O asfalto era cheio de curvas, uma densa neblina encobria parte do horizonte, o ronco do motor e a música se misturavam, a música mudou e começou a tocar Me chama, do Lobão, os olhos claros foram invadidos por lágrimas teimosas, o coração acelerou e ela gritou, gritou até a garganta arder, a moto entendia essa dor, dor inexplicável de quem se via sem lugar no mundo, como se fosse uma árvore sem raiz, que qualquer vento arranca. Uma chuva mansa começou a cair, as marchas entravam, impulsionando ainda mais a moto, as lágrimas e a dor da incompreensão preenchiam o coração de Nathacha.

A chuva ganhou força e se juntou com a neblina, e com lágrimas de dor nos olhos, em uma das curvas ela deixou que o destino guiasse sua vida, fechou os olhos, a curva era fechada e ladeada pelas paredes rochosas da montanha, o impacto foi engolido pelo clarão da explosão, por um instante o dia escuro tornou-se claro, mas logo foi novamente tomado pela chuva forte e clarões de relâmpagos furiosos, rebatidos por trovões graves e assustadores.

A descida do grupo que estava escalando foi perigosa, por vários momentos um dos integrantes escorregava nas pedras lisas e molhadas pela chuva.
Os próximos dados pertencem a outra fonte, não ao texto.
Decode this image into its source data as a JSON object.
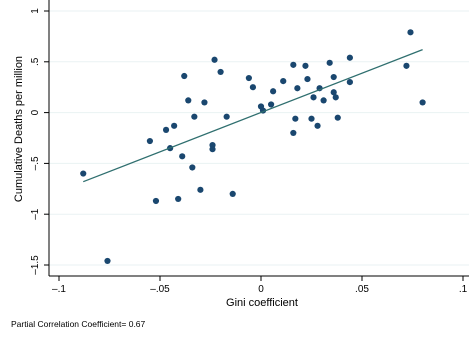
{
  "chart_data": {
    "type": "scatter",
    "xlabel": "Gini coefficient",
    "ylabel": "Cumulative Deaths per million",
    "note": "Partial Correlation Coefficient= 0.67",
    "xlim": [
      -0.1,
      0.1
    ],
    "ylim": [
      -1.5,
      1.0
    ],
    "xticks": [
      {
        "value": -0.1,
        "label": "–.1"
      },
      {
        "value": -0.05,
        "label": "–.05"
      },
      {
        "value": 0,
        "label": "0"
      },
      {
        "value": 0.05,
        "label": ".05"
      },
      {
        "value": 0.1,
        "label": ".1"
      }
    ],
    "yticks": [
      {
        "value": -1.5,
        "label": "–1.5"
      },
      {
        "value": -1,
        "label": "–1"
      },
      {
        "value": -0.5,
        "label": "–.5"
      },
      {
        "value": 0,
        "label": "0"
      },
      {
        "value": 0.5,
        "label": ".5"
      },
      {
        "value": 1,
        "label": "1"
      }
    ],
    "grid": {
      "horizontal": true,
      "vertical": false
    },
    "fit_line": {
      "x": [
        -0.088,
        0.08
      ],
      "y": [
        -0.68,
        0.62
      ],
      "color": "#2f6f6f"
    },
    "marker_color": "#1a476f",
    "points": [
      {
        "x": -0.088,
        "y": -0.6
      },
      {
        "x": -0.076,
        "y": -1.46
      },
      {
        "x": -0.055,
        "y": -0.28
      },
      {
        "x": -0.052,
        "y": -0.87
      },
      {
        "x": -0.047,
        "y": -0.17
      },
      {
        "x": -0.045,
        "y": -0.35
      },
      {
        "x": -0.043,
        "y": -0.13
      },
      {
        "x": -0.041,
        "y": -0.85
      },
      {
        "x": -0.039,
        "y": -0.43
      },
      {
        "x": -0.038,
        "y": 0.36
      },
      {
        "x": -0.036,
        "y": 0.12
      },
      {
        "x": -0.034,
        "y": -0.54
      },
      {
        "x": -0.033,
        "y": -0.04
      },
      {
        "x": -0.03,
        "y": -0.76
      },
      {
        "x": -0.028,
        "y": 0.1
      },
      {
        "x": -0.024,
        "y": -0.32
      },
      {
        "x": -0.024,
        "y": -0.36
      },
      {
        "x": -0.023,
        "y": 0.52
      },
      {
        "x": -0.02,
        "y": 0.4
      },
      {
        "x": -0.017,
        "y": -0.04
      },
      {
        "x": -0.014,
        "y": -0.8
      },
      {
        "x": -0.006,
        "y": 0.34
      },
      {
        "x": -0.004,
        "y": 0.25
      },
      {
        "x": 0.0,
        "y": 0.06
      },
      {
        "x": 0.001,
        "y": 0.02
      },
      {
        "x": 0.005,
        "y": 0.08
      },
      {
        "x": 0.006,
        "y": 0.21
      },
      {
        "x": 0.011,
        "y": 0.31
      },
      {
        "x": 0.016,
        "y": 0.47
      },
      {
        "x": 0.016,
        "y": -0.2
      },
      {
        "x": 0.017,
        "y": -0.06
      },
      {
        "x": 0.018,
        "y": 0.24
      },
      {
        "x": 0.022,
        "y": 0.46
      },
      {
        "x": 0.023,
        "y": 0.33
      },
      {
        "x": 0.025,
        "y": -0.06
      },
      {
        "x": 0.026,
        "y": 0.15
      },
      {
        "x": 0.028,
        "y": -0.13
      },
      {
        "x": 0.029,
        "y": 0.24
      },
      {
        "x": 0.031,
        "y": 0.12
      },
      {
        "x": 0.034,
        "y": 0.49
      },
      {
        "x": 0.036,
        "y": 0.35
      },
      {
        "x": 0.036,
        "y": 0.2
      },
      {
        "x": 0.037,
        "y": 0.15
      },
      {
        "x": 0.038,
        "y": -0.05
      },
      {
        "x": 0.044,
        "y": 0.54
      },
      {
        "x": 0.044,
        "y": 0.3
      },
      {
        "x": 0.072,
        "y": 0.46
      },
      {
        "x": 0.074,
        "y": 0.79
      },
      {
        "x": 0.08,
        "y": 0.1
      }
    ]
  }
}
Cristian sentiu um aperto no peito, precisou ser amparado por sua dupla de escalada.

- Ei, cara, você está bem? – perguntou Marcelo, um dos amigos, com uma expressão de muita preocupação.

- Está tudo bem, mais alguns metros e estaremos em solo firme. – Tentou se acalmar, Cristian, mas seu coração não se acalmou, estava atordoado como nunca estivera.

O grupo chegou ao ponto de início da escalada, muita chuva, todos se abraçaram em êxtase pela conquista e por estarem em terra firme, sãos e salvos. Cristian se desvencilhou dos abraços e correu em direção à barraca onde deixara seu amor dormindo. Entrou correndo e chamou por Nathacha, o lugar estava vazio e gelado, o cheiro do perfume dela não estava no lugar, o que imediatamente o fez compreender que ela havia deixado o lugar há bastante tempo. Instintivamente, seu coração acelerou e apertou ainda mais em seu peito.

O desespero estava tomando conta dele, e foi nesse momento que ele avistou o bilhete deixado por ela. Os olhos engoliram as poucas linhas escritas por ela, por cima da escrita que ele deixara. A mensagem estava carregada de dor e ressentimento: “Estou indo embora para sempre, não me sinto suficientemente boa para você, esteja livre, Cristian”.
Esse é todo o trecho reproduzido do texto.